Based on the 1954 novel by William March, the 1954 play, and the 1956 film, A&E Lifetime’s new version of The Bad Seed takes the horror/thriller to new heights with an incredibly compelling score by award-winning composer Leanna Primiani, which perfectly complements the expert direction of Rob Lowe, who also stars. The story follows a widowed father (Lowe) whose daughter’s classmate drowns at school. Though this would be psychological tragedy enough to write edge-of-your seat music to, the plot continues into doubts Lowe has about his screen daughter’s role in the incident and that’s when Primiani’s music takes over the audience’s senses.

As the truth unfolds, the BMI composer’s brilliant 25-piece orchestra (strings, horns and clarinets conducted by Primiani herself) is capped with an out-of-tune piano with this as explanation, “Every little girl plays the piano, but there is something so off about her, that the piano had to be off, too,” she says. Then by adding synthesizers and some electronically processed music, the surrealness of the little girl’s immersion into madness becomes completely inescapable, yet note by note grows increasingly more haunting.

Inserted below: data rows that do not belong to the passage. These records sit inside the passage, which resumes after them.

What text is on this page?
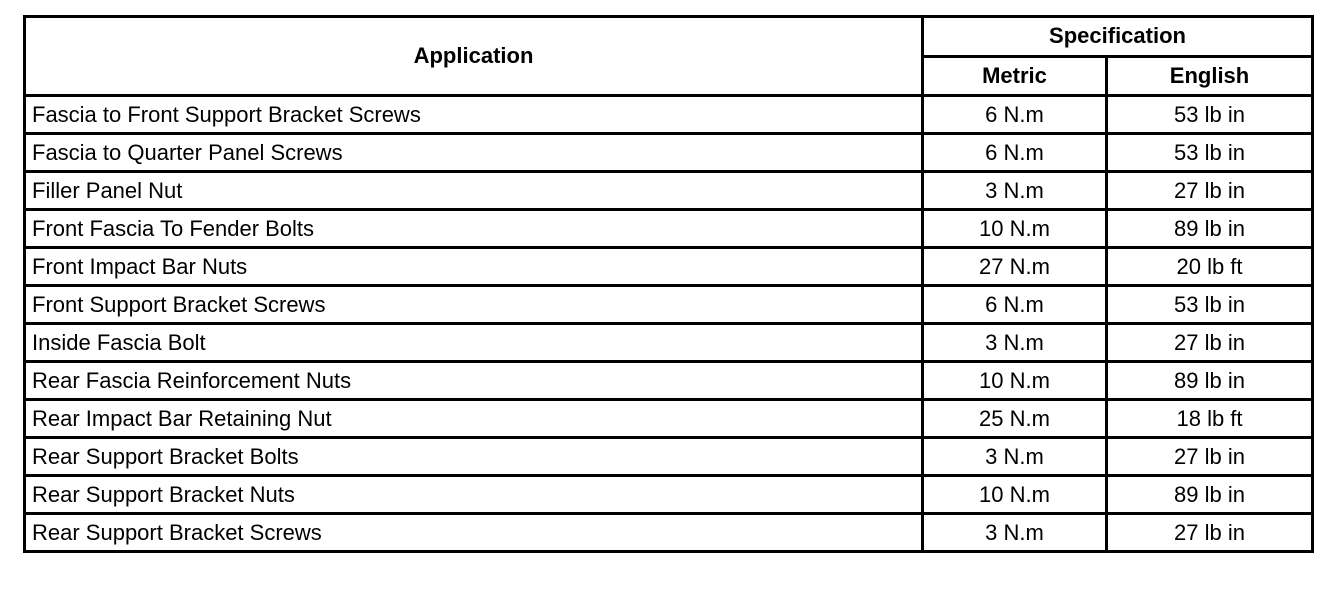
Application	Specification	
	Metric	English
Fascia to Front Support Bracket Screws	6 N.m	53 lb in
Fascia to Quarter Panel Screws	6 N.m	53 lb in
Filler Panel Nut	3 N.m	27 lb in
Front Fascia To Fender Bolts	10 N.m	89 lb in
Front Impact Bar Nuts	27 N.m	20 lb ft
Front Support Bracket Screws	6 N.m	53 lb in
Inside Fascia Bolt	3 N.m	27 lb in
Rear Fascia Reinforcement Nuts	10 N.m	89 lb in
Rear Impact Bar Retaining Nut	25 N.m	18 lb ft
Rear Support Bracket Bolts	3 N.m	27 lb in
Rear Support Bracket Nuts	10 N.m	89 lb in
Rear Support Bracket Screws	3 N.m	27 lb in
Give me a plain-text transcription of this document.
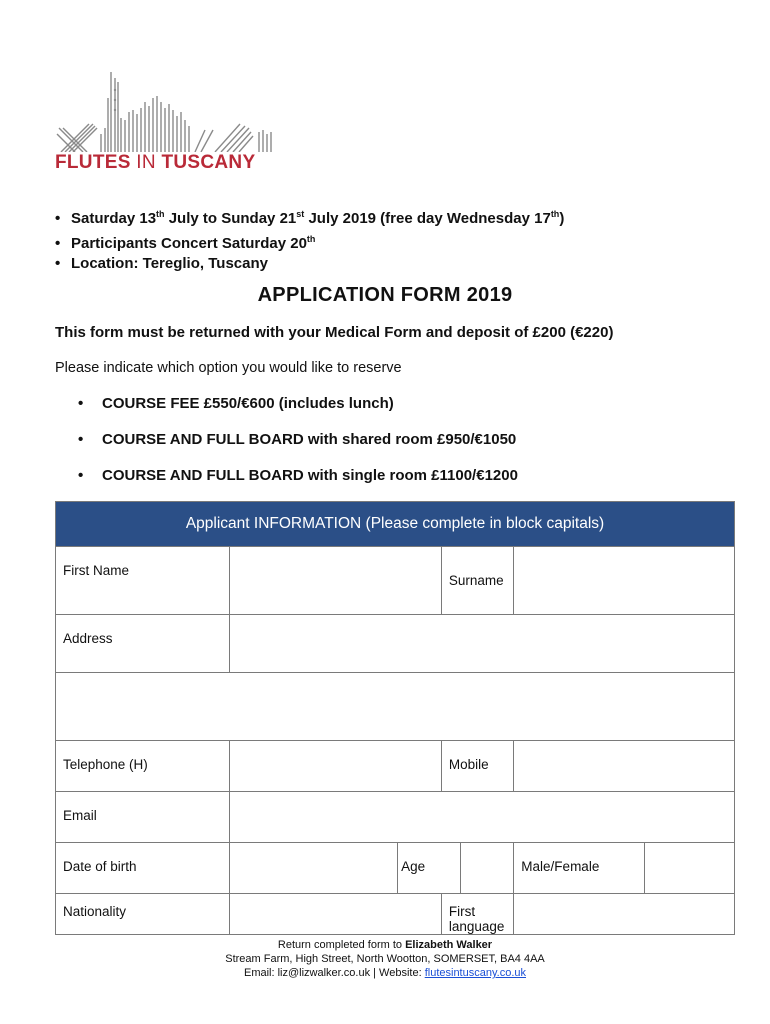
FLUTES IN TUSCANY
• Saturday 13th July to Sunday 21st July 2019 (free day Wednesday 17th)
• Participants Concert Saturday 20th
• Location: Tereglio, Tuscany
APPLICATION FORM 2019
This form must be returned with your Medical Form and deposit of £200 (€220)
Please indicate which option you would like to reserve
• COURSE FEE £550/€600 (includes lunch)
• COURSE AND FULL BOARD with shared room £950/€1050
• COURSE AND FULL BOARD with single room £1100/€1200
Applicant INFORMATION (Please complete in block capitals)					
First Name			Surname		
Address					

Telephone (H)			Mobile		
Email					
Date of birth		Age		Male/Female	
Nationality			First language		
Return completed form to Elizabeth Walker
Stream Farm, High Street, North Wootton, SOMERSET, BA4 4AA
Email: liz@lizwalker.co.uk | Website: flutesintuscany.co.uk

This psychological prodding, however, is nothing new for Primiani whose orchestral “comment piece,” 1001 for Orchestra and Prerecorded Electronics, based on Rimsky Korsakov’s Scheherazade, garnered this review from Dave Beck, Midday Host, Classical KING FM 98.1, Seattle: “Along with her gift for evocative atmospherics, the composer creates thrilling moments of visceral rhythmic drive and energy. 1001 is a piece that kept me on the edge of my seat through every new chapter of this old story—-one that is in desperate need of retelling.”

Needless to say, BMI’s Anne Cecere was completely taken with Primiani’s music to The Bad Seed at the Society of Composers & Lyricist’s recent screening and with the Q&A featuring the composer which followed, and with good reason:. Primiani is in good company having studied with such noted composers and conductors as Leonard Slatkin, Peter Eötvös, Christopher Rouse, and Howard Shore, and has obviously mastered her own unique voice.

Don’t miss the film. The Bad Seed is better than good, it’s great.